Maintenant que Noël est passé et que, pour certains, vient déjà le temps de revenir au travail, rien de tel qu’un roman bien dépaysant pour pallier la déprime du début janvier. Et nous avons cela en stock ! Folio vient de sortir en poche une véritable petite perle : Le Pays sous le ciel, de Matilde Asensi. Dans une atmosphère entre Indiana Jones et La Momie d’une part, et qui n’est pas sans évoquer La Reine du Yangzi, de Jacques Baudouin d’une autre part, Matilde Asensi nous entraîne sur les routes de Chine, dans les années 20, dans un pays tiraillé entre un passé millénaire et son ouverture vers l’Occident.
Elvira de Poulain n’a rien d’une aventurière même si, et c’est indéniable, elle a su prouver par le passé qu’elle disposait d’un certain courage. Fuyant sa famille madrilène rigide pour étudier l’art à Paris au tournant du siècle, Elvira a par la suite épousé Rémy de Poulain, un riche industriel. Celui-ci vient malheureusement d’être assassiné à Shanghai, ce qui contraint sa veuve à venir régler ses affaires sur place. C’est ainsi que la quadragénaire débarque en Chine en 1923, traînant dans ses bagages Fernanda, sa nièce adolescente maussade et sentencieuse. Pour Elvira, le choc est rude : Shanghai n’a rien à voir avec Madrid et Paris, et elle découvre de surcroît que Rémy ne lui a laissé que des dettes, la laissant dans une précarité féroce. C’est à cet instant que le roman de Matilde Asensi prend un tour incroyable et vraiment réjouissant. Elvira est approchée par deux hommes, le journaliste Paddy Tichborne et l’antiquaire Lao Jiang, qui lui révèlent que Rémy est mort car il avait en sa possession un mystérieux et ancestral coffret convoité par les Impérialistes chinois et japonais… Ce coffret mènerait à la légendaire sépulture du premier empereur de Chine, un tombeau perdu depuis 2 000 ans, et si cette tombe était découverte par la Cité impériale, elle pourrait permettre une restauration de l’empire. Fuyant la Bande verte, la mafia locale, et prise au jeu de sa quête, Elvira va alors tenter de dénicher le mausolée du premier empereur, et surtout, son fabuleux trésor.

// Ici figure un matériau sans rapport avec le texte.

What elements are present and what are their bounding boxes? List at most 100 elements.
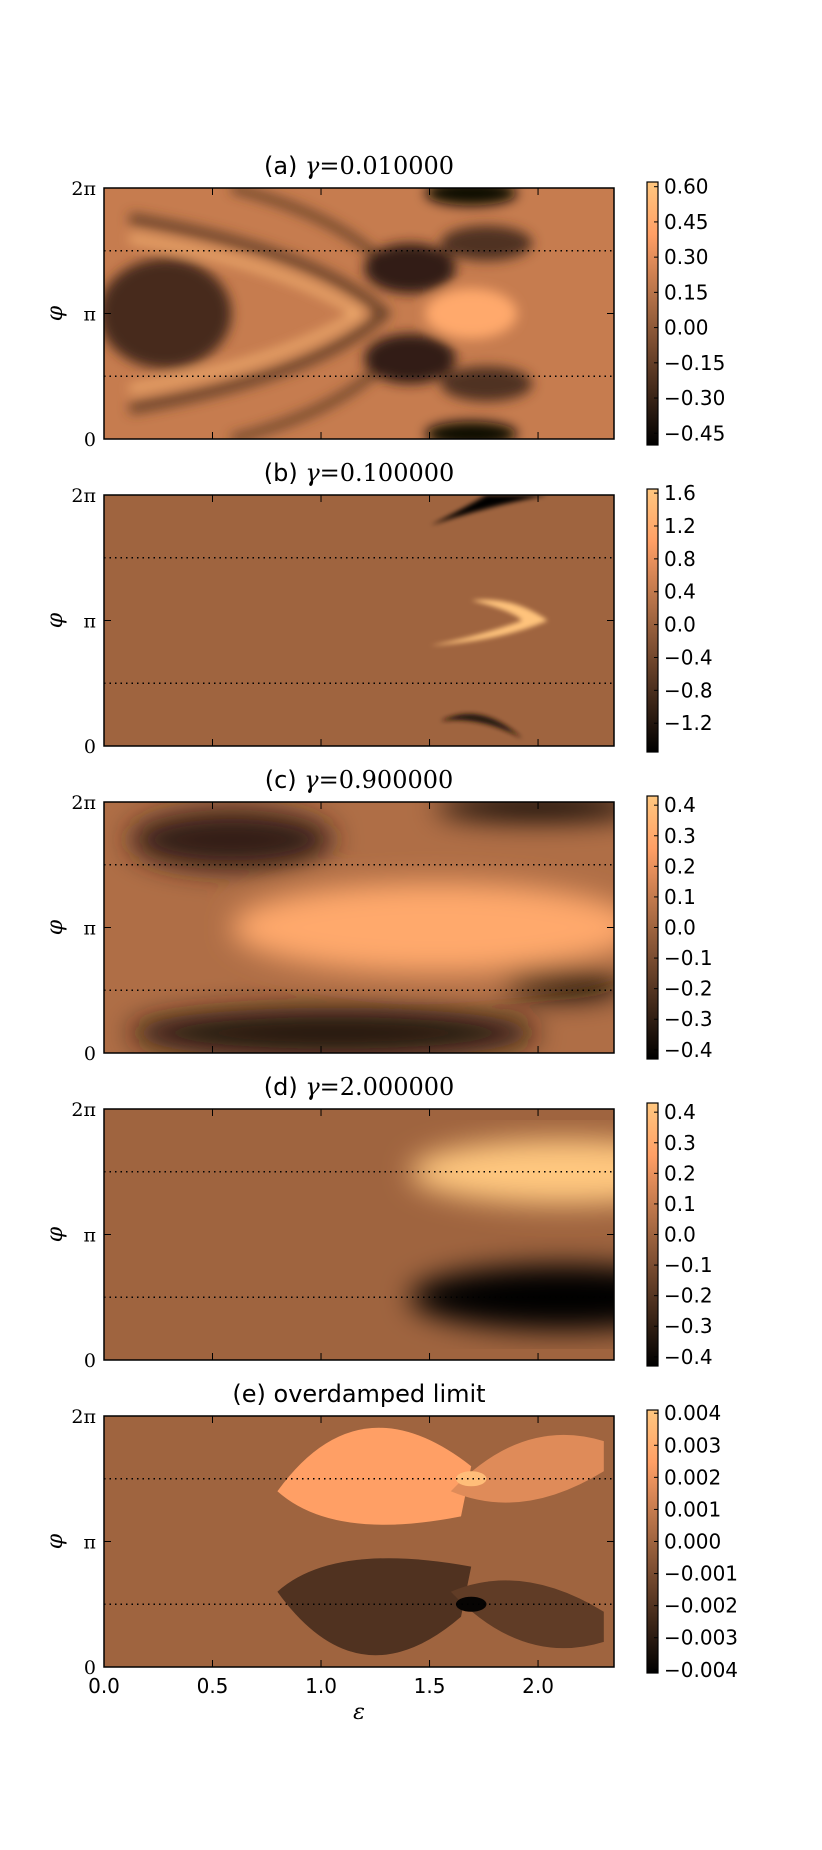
y-tick-label: 0 xyxy=(84,1657,96,1679)
y-tick-label: π xyxy=(84,1532,97,1554)
title-prefix: (c) xyxy=(265,766,305,794)
colorbar-tick-label: −0.3 xyxy=(664,1314,713,1338)
heat-blob xyxy=(364,243,456,294)
heat-blob xyxy=(440,366,533,402)
colorbar-tick-label: −0.3 xyxy=(664,1007,713,1031)
y-tick-label: 0 xyxy=(84,429,96,451)
x-tick-label: 0.0 xyxy=(88,1674,120,1698)
heat-features xyxy=(430,495,548,739)
colorbar-tick-label: −0.45 xyxy=(664,421,725,445)
panel-title: (b) γ=0.100000 xyxy=(264,459,455,487)
heat-blob xyxy=(430,495,548,526)
y-tick-label: π xyxy=(84,611,97,633)
colorbar-tick-label: −0.4 xyxy=(664,1038,713,1062)
colorbar-tick-label: −0.8 xyxy=(664,678,713,702)
x-tick-label: 1.5 xyxy=(414,1674,446,1698)
x-tick-label: 1.0 xyxy=(305,1674,337,1698)
heat-ridge xyxy=(230,188,388,267)
y-axis-label: φ xyxy=(43,305,68,321)
x-axis-label: ε xyxy=(353,1700,365,1725)
panel-title: (d) γ=2.000000 xyxy=(264,1073,455,1101)
colorbar-tick-label: 1.2 xyxy=(664,514,696,538)
panel-c: (c) γ=0.900000 0 π 2π φ 0.4 0.3 0.2 0.1 0.0 −0.1 −0… xyxy=(43,766,713,1065)
colorbar-tick-label: −0.4 xyxy=(664,645,713,669)
title-value: =2.000000 xyxy=(320,1073,455,1101)
colorbar-tick-label: −0.4 xyxy=(664,1345,713,1369)
colorbar-tick-label: −0.2 xyxy=(664,1284,713,1308)
colorbar-tick-label: −1.2 xyxy=(664,711,713,735)
colorbar-tick-label: −0.30 xyxy=(664,386,725,410)
heat-blob xyxy=(425,288,518,339)
y-tick-label: 0 xyxy=(84,736,96,758)
title-prefix: (e) xyxy=(232,1380,273,1408)
y-tick-label: 2π xyxy=(71,792,96,814)
colorbar-tick-label: 0.45 xyxy=(664,210,709,234)
heat-features xyxy=(129,802,614,1053)
title-symbol: γ xyxy=(305,152,320,180)
colorbar-tick-label: 1.6 xyxy=(664,481,696,505)
colorbar-tick-label: 0.1 xyxy=(664,885,696,909)
panel-e: (e) overdamped limit 0 π 2π 0.0 0.5 1.0 1.5 2.0 φ… xyxy=(43,1380,738,1725)
heat-blob xyxy=(430,599,548,646)
x-tick-label: 0.5 xyxy=(197,1674,229,1698)
heat-ridge xyxy=(129,235,365,392)
title-symbol: γ xyxy=(305,1073,320,1101)
heat-blob xyxy=(450,1580,604,1649)
heat-features xyxy=(104,188,533,439)
title-prefix: (d) xyxy=(264,1073,306,1101)
colorbar-tick-label: −0.003 xyxy=(664,1626,738,1650)
title-symbol: γ xyxy=(305,459,320,487)
heat-blob xyxy=(425,188,518,206)
colorbar-tick-label: 0.003 xyxy=(664,1433,721,1457)
y-axis-label: φ xyxy=(43,612,68,628)
colorbar-tick-label: 0.001 xyxy=(664,1497,721,1521)
colorbar-tick-label: 0.0 xyxy=(664,1223,696,1247)
heatmap xyxy=(104,188,614,439)
colorbar xyxy=(646,181,659,446)
colorbar-tick-label: 0.15 xyxy=(664,280,709,304)
heat-blob xyxy=(455,1596,487,1612)
colorbar-tick-label: 0.4 xyxy=(664,1100,696,1124)
colorbar-tick-label: −0.001 xyxy=(664,1562,738,1586)
heat-blob xyxy=(129,1007,538,1053)
x-tick-label: 2.0 xyxy=(522,1674,554,1698)
panel-title: (a) γ=0.010000 xyxy=(264,152,454,180)
colorbar-tick-label: 0.0 xyxy=(664,916,696,940)
colorbar-tick-label: 0.000 xyxy=(664,1530,721,1554)
colorbar-tick-label: 0.4 xyxy=(664,793,696,817)
colorbar-tick-label: −0.1 xyxy=(664,946,713,970)
heat-blob xyxy=(104,258,232,369)
colorbar-tick-label: 0.002 xyxy=(664,1465,721,1489)
y-tick-label: π xyxy=(84,304,97,326)
y-tick-label: π xyxy=(84,918,97,940)
colorbar-tick-label: 0.2 xyxy=(664,1161,696,1185)
colorbar-tick-label: −0.2 xyxy=(664,977,713,1001)
colorbar-tick-label: 0.8 xyxy=(664,547,696,571)
heat-blob xyxy=(450,1434,604,1503)
y-tick-label: 2π xyxy=(71,485,96,507)
heat-blob xyxy=(277,1427,472,1525)
colorbar-tick-label: −0.1 xyxy=(664,1253,713,1277)
heat-blob xyxy=(440,225,533,261)
colorbar-tick-label: −0.004 xyxy=(664,1658,738,1682)
y-tick-label: 0 xyxy=(84,1350,96,1372)
colorbar-tick-label: 0.1 xyxy=(664,1192,696,1216)
heat-blob xyxy=(425,421,518,439)
heat-blob xyxy=(435,802,614,820)
y-tick-label: π xyxy=(84,1225,97,1247)
heat-blob xyxy=(455,1471,487,1487)
title-value: =0.100000 xyxy=(320,459,455,487)
colorbar-tick-label: 0.004 xyxy=(664,1401,721,1425)
y-tick-label: 2π xyxy=(71,178,96,200)
heatmap xyxy=(104,1416,614,1667)
heat-ridge xyxy=(230,360,388,439)
heat-blob xyxy=(231,882,614,973)
y-axis-label: φ xyxy=(43,1226,68,1242)
title-value: =0.900000 xyxy=(319,766,454,794)
title-value: =0.010000 xyxy=(319,152,454,180)
heat-blob xyxy=(440,713,523,739)
heat-blob xyxy=(364,333,456,384)
colorbar xyxy=(646,488,659,753)
y-axis-label: φ xyxy=(43,1533,68,1549)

Véritable immersion dans la culture chinoise, Le Pays sous le ciel est un récit très documenté, qui, à partir de l’ histoire véridique de l’empereur Qin Shi Huangdi, nous offre un incroyable roman d’aventure, où courses poursuites haletantes et scènes de combat côtoient avec harmonie des paragraphes entiers sur la philosophie taoïste et les énigmes chinoises. En s’appuyant sur d’authentiques textes d’historiens et de chroniqueurs chinois, Matilde Asensi nous livre un roman qui donne le tournis, en nous décrivant avec grand talent une sépulture qui n’a rien à envier aux plus célèbres pyramides égyptiennes ou mayas. Prouesses techniques fascinantes, richesses inimaginables et pièges mortels attendent Elvira et ses compagnons de voyage. Parviendront-ils à mettre la main sur le trésor impérial, et à sauver Elvira de la ruine, tout en empêchant une restauration impériale ? Le suspense monte crescendo, pour notre plus grand plaisir.
Alors qu’Elvira parcoure les routes chinoises, Matilde Asensi dresse un portrait réaliste de la situation du pays dans les années 20, mais également de l’image qu’ont les occidentaux des Chinois, et vice versa. La Chine est dans les années 20 un pays exsangue, ravagé par la violence et la famine, qui s’ouvre peu à peu à l’Europe. La cohabitation entre Elvira et Lao Jiang, le vieil antiquaire chinois, n’est pas toujours facile : l’incompréhension est en effet au cœur de plusieurs de leurs échanges et les deux adultes se froissent mutuellement à maintes reprises. Mais Elvira réussit peu à peu à vaincre sa réticence vis à vis de la culture chinoise, et s’y intéresse même de plus en plus, apprenant même des rudiments de chinois ou encore le taï-chi. Son compagnon, lui, arrive à mettre de côté son machisme et à considérer Elvira et sa nièce comme des égales (ou presque). La dimension politique du récit est également très importante : Matilde Asensi met notamment en scène le Kuomintang et les communistes chinois, dans un contexte très tendu (quelques années seulement après la fin du régime impérial, et la révolte de Boxers).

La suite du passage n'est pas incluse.